[Xapian-devel] Re: Xapian jni
Eric B. Ridge
ebr at tcdi.com
Thu Dec 28 17:12:37 GMT 2006
On Dec 27, 2006, at 8:19 PM, Olly Betts wrote:
> I suspect the remote backend overhead will be larger than the JNI
> overhead.
You're probably right, but the tradeoff might be worth it to
eliminate all the headaches that come with JNI. Most Java folks I
know, myself included, really hate dealing with JNI'd libraries
because of the platform dependence issues they create in addition to
possible fragility. Generally the JVM doesn't crash -- loading JNI
libs increases the chances tremendously.
> You couldn't implement Java subclassing of C++ classes if you
> used this technique either, and this is currently supported for at
> least
> MatchDecider and ExpandDecider.
Now that's true, but one could argue that it'd be acceptable to
implement these in C++. I haven't given it much thought but maybe
there'd be a way to extend the wire protocol to support client-side
Match/ExpandDeciders?
> Plus you'd need to transparently allocate ports in a manner which
> doesn't interfere with other processes on the box and manage
> permissions
> on the tcp backend servers (so other processes can't intercept "your"
> tcp backend before you manage to open it).

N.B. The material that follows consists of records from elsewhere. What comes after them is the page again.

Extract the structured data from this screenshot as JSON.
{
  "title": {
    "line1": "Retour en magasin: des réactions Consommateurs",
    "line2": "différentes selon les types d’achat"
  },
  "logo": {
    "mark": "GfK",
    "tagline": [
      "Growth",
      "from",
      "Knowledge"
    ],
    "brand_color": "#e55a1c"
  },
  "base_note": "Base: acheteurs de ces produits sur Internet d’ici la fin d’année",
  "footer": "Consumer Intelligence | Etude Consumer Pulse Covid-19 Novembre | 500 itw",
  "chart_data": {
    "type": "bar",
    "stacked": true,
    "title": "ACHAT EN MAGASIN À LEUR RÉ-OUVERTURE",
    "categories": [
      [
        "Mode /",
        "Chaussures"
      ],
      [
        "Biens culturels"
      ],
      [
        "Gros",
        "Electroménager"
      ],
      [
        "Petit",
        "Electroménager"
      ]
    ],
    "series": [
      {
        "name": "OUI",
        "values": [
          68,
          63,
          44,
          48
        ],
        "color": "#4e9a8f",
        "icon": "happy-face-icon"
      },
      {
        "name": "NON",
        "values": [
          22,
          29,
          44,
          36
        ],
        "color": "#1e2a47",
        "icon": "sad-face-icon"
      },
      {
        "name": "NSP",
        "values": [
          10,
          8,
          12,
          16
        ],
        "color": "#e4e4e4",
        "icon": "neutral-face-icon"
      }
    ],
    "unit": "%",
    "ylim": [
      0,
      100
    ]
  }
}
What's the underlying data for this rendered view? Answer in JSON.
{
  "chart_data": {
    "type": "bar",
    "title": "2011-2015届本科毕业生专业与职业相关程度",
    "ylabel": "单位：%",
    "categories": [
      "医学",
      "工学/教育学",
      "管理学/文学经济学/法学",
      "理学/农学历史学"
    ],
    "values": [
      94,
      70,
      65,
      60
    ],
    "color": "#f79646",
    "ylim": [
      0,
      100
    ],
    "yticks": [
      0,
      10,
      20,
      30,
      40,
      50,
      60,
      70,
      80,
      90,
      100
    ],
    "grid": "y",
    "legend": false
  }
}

I dunno about all that. I think in this scenario you'd have to think
of Xapian as a remote database backend a la MySQL or Postgres. Maybe
the Xapian backend would need a master server listener that would
fork the client to use the backend database it requested. This
probably means an entirely new wire protocol and backend
infrastructure, but it might be worth considering from a client-
accessibility point of view.
> Someone would need to port the remote client code to Java, and also be
> willing to keep it up-to-date with changes to the C++ version. The
> current JNI bindings have lagged behind because of the amount of
> effort
> required to update them compared to the SWIG bindings.
Well there is that! By no means am I volunteering. :( I'm part of
the current Java bindings problem rather than the solution. I was
just trying to suggest something that might provide additional
benefits for Xapian in general (and all "bindings") rather than only
for Java.
> A major motivation for moving Java to use SWIG is to reduce the
> effort required
> to update it as the C++ API evolves (currently Java takes several
> times
> as long to update as all the SWIG-using languages together).
Refresh my memory... what's the hold-up for just switching to SWIG?
>> Alternatively, re-write Xapian in Java. ;)
>
> That would also increase the maintenance burden a tad.
I meant to also add "with a BSD license". And about 5 more smilies!
eric
ps, thanks for keeping me cc'd... I'm not subscribed to the -devel list.